The Zika virus is all over the news, right now, so it isn't surprising that journalists are looking for other news stories they can connect to it.

This past week, I received several notes from readers about the following Washington Post "Inspired Life" feature. One came with the traditional trigger warning: "Have tissues ready."

The reader could have added this warning: "Prepare to read about a powerful human drama that is haunted by a religion ghost." The headline: "What this amazing mom of two girls with microcephaly has to say about Zika scare." Here is the classic feature-story overture:

Gwen Hartley’s 19-week sonogram was normal. Her baby girl, her second child, was going to complete her storybook life. She’d married her high school sweetheart, they already had a healthy son, a house and a dog.
When Claire was born, Hartley looked adoringly into her daughter’s big eyes and remembered thinking that she’d forgotten how tiny a newborn’s head was. Then the doctors whisked her baby away. Something was wrong. Something that couldn’t be fixed.
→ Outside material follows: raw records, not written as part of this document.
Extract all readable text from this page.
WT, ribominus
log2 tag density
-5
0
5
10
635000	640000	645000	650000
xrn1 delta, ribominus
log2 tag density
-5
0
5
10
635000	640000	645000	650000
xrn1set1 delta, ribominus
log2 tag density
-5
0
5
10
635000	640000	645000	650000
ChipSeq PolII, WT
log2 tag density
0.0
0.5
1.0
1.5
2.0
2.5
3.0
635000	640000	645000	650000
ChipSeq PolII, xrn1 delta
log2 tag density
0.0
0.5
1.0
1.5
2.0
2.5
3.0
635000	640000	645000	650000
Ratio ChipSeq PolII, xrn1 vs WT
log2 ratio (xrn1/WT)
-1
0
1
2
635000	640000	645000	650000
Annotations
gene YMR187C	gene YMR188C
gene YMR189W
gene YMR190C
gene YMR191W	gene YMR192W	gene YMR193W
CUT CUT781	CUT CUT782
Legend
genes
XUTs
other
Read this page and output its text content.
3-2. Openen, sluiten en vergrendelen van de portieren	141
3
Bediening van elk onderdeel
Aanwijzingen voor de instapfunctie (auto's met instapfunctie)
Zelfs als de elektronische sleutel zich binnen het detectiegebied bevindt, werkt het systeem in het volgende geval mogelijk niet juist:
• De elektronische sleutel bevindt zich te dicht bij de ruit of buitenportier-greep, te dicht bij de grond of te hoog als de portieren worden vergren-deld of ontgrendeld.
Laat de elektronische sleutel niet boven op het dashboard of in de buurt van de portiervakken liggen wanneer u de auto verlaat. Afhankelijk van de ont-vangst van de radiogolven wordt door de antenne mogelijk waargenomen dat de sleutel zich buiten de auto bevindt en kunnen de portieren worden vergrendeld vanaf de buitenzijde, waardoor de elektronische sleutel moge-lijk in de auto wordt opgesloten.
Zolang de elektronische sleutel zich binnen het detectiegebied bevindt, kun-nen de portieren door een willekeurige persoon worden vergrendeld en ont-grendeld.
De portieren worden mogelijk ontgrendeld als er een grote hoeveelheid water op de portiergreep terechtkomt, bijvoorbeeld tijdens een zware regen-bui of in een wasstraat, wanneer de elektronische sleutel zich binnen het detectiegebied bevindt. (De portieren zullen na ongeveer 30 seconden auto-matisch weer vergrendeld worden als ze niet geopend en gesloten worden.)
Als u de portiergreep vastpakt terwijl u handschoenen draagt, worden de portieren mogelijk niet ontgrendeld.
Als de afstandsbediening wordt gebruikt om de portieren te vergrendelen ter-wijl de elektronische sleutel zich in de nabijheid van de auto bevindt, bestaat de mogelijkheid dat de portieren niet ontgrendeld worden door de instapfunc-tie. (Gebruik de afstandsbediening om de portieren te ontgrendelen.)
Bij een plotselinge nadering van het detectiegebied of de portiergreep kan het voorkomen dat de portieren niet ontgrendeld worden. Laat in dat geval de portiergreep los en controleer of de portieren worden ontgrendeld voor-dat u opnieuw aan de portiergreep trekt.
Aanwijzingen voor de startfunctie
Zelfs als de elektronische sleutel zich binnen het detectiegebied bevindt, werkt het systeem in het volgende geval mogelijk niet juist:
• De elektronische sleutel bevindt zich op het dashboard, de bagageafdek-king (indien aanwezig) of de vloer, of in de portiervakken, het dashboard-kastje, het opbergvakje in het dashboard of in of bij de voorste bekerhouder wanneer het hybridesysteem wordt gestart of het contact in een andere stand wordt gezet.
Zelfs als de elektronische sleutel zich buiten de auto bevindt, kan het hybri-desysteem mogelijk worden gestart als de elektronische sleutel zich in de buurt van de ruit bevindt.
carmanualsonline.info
After a series of misdiagnoses, the Hartleys, of Kansas, were told Claire had microcephaly, a serious birth defect that causes babies to have extremely small heads and brains, and, in her case, made it unlikely she would live beyond a year. Almost five years later, Claire was defying the odds and, although she couldn’t speak or walk or even sit upright, she was a happy and vibrant child. The Hartleys felt ready to get pregnant again.